先週(6月3日週)の振り返り=一時154円台へ米ドル反落も、その後は反発
先週の米ドル/円は、前半に154円台へ反落しました。ただ、6月7日(金)に発表された米5月雇用統計が予想よりかなり強い結果だったことから、米金利上昇に連れる形で一時157円までの反発となりました(図表1参照)。
まずは、週前半の米ドル反落について。これは、6月3日(月)に発表されたISM(米供給管理協会)製造業景気指数が予想より弱かったことを受けて米金利が低下し、日米金利差米ドル優位が縮小したことに連れた動きでした(図表1参照)。ただし、ここで1つ気になるのは、日米金利差米ドル優位縮小は先々週までも見られましたが、それに対する米ドル安・円高の反応は鈍い状況が続いていました。それではなぜ、先週は金利差縮小に米ドル安・円高の反応となったのでしょうか。
投機筋の代表格であるヘッジファンドの取引を反映しているCFTC(米商品先物取引委員会)統計の投機筋の円ポジションは、6月4日時点で13万枚の売り越しとなり、1週間前に比べて売り越しが縮小しました(図表3照)。売り越しの縮小は3週間ぶりのこと。
投機筋が米ドル売り・円買いに動いた2つの理由
先々週(5月27日週)までは日米金利差縮小でも投機筋の米ドル買い・円売りが続いたことから米ドル高・円安の流れは変わらなかったものの、先週は投機筋が米ドル売り・円買いに動いたことで154円台への米ドル/円の反落になったということでしょう。では改めて、なぜ投機筋は先週前半にかけて米ドル売り・円買いに動いたのでしょうか。
1つにはテクニカルな理由が考えられます。先週は、前の週にサポートされた156円台半ばを割れてから米ドル下落が一段と広がりました。先々週の段階でCFTC統計の投機筋の円売り越しは15万枚とかなり高水準となっていました(図表4参照)。要するに、大幅に米ドル買い・円売りポジションに傾斜していた中で、米ドルがサポート・ラインを割り込み、米ドル買いのポジションを減らす動きが広がったということです。
そしてもう1つ気になるのが、先週の週明け直後(6月3日)の「メキシコペソ・ショック」の影響です。メキシコの選挙で左派の大統領誕生が決まったことに加え、左派の与党が予想以上の大勝となり、憲法改正などが現実味を帯びてきました。そうした懸念により、メキシコペソは対円で6月4日(火)までの2営業日で最大8%以上の暴落となりました(図表5参照)。

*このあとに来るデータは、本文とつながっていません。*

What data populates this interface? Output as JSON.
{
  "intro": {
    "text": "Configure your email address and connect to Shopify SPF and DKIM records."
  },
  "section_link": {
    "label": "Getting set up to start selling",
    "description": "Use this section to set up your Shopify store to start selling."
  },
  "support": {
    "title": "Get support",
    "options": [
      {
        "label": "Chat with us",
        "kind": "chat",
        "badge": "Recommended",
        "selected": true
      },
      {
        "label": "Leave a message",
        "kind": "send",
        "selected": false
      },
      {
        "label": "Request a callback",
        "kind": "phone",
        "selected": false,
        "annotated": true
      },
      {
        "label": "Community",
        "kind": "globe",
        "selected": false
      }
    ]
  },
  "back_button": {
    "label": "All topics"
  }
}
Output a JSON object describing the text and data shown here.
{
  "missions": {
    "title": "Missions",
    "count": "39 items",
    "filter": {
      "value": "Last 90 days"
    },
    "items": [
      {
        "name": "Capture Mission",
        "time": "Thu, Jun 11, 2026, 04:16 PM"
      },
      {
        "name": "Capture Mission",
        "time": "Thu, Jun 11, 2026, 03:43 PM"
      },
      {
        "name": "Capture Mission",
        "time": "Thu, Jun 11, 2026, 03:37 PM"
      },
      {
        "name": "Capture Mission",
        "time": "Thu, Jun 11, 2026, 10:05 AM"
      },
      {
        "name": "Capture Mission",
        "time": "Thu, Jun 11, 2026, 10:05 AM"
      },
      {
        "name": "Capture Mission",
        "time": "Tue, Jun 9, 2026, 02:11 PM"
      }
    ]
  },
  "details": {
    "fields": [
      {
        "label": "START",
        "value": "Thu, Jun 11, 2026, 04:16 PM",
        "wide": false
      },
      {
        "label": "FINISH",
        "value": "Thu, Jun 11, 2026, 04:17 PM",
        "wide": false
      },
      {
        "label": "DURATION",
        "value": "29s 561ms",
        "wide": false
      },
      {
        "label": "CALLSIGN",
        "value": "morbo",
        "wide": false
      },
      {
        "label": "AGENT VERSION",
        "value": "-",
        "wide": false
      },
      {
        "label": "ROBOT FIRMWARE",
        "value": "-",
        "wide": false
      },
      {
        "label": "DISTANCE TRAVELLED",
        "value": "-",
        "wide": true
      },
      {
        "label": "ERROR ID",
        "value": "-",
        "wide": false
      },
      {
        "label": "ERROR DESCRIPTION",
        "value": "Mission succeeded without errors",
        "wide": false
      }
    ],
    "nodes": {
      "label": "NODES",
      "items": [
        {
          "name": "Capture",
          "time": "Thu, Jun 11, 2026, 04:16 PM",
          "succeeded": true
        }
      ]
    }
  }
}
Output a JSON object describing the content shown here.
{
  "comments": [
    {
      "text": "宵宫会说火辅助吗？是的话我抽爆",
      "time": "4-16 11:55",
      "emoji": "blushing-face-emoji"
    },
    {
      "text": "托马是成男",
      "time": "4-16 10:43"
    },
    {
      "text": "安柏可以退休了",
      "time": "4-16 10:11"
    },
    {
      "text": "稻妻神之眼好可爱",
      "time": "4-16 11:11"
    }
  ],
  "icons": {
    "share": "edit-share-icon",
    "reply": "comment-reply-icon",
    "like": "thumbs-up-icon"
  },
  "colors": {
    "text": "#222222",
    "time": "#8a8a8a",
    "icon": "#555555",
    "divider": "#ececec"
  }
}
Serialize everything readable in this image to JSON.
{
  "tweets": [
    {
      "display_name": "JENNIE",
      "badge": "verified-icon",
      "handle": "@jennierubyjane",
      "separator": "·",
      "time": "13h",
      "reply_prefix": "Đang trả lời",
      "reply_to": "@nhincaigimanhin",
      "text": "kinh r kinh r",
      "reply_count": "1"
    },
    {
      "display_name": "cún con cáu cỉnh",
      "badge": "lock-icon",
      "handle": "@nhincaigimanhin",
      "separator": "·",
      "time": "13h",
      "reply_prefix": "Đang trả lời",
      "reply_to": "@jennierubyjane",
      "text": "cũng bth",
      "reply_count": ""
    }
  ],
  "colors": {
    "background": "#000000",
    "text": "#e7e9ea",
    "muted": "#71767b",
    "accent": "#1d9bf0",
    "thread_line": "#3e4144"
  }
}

CFTC統計の投機筋のポジションを見ると、メキシコペソは6月4日現在で、対米ドルで12万枚の買い越しとなっていました。これは対米ドルではほぼ最大の買い越し。CFTC統計の投機筋とは、ヘッジファンドが中心と見られていますが、ヘッジファンドが対米ドルで大きく買いポジションをとっていたメキシコペソが暴落したわけですから、かなりの損失が懸念されます。この結果、ヘッジファンドがポジション全体の見直しに動き、大きく米ドル買い・円売りに傾斜したポジションの圧縮をもたらした可能性も考えられるでしょう。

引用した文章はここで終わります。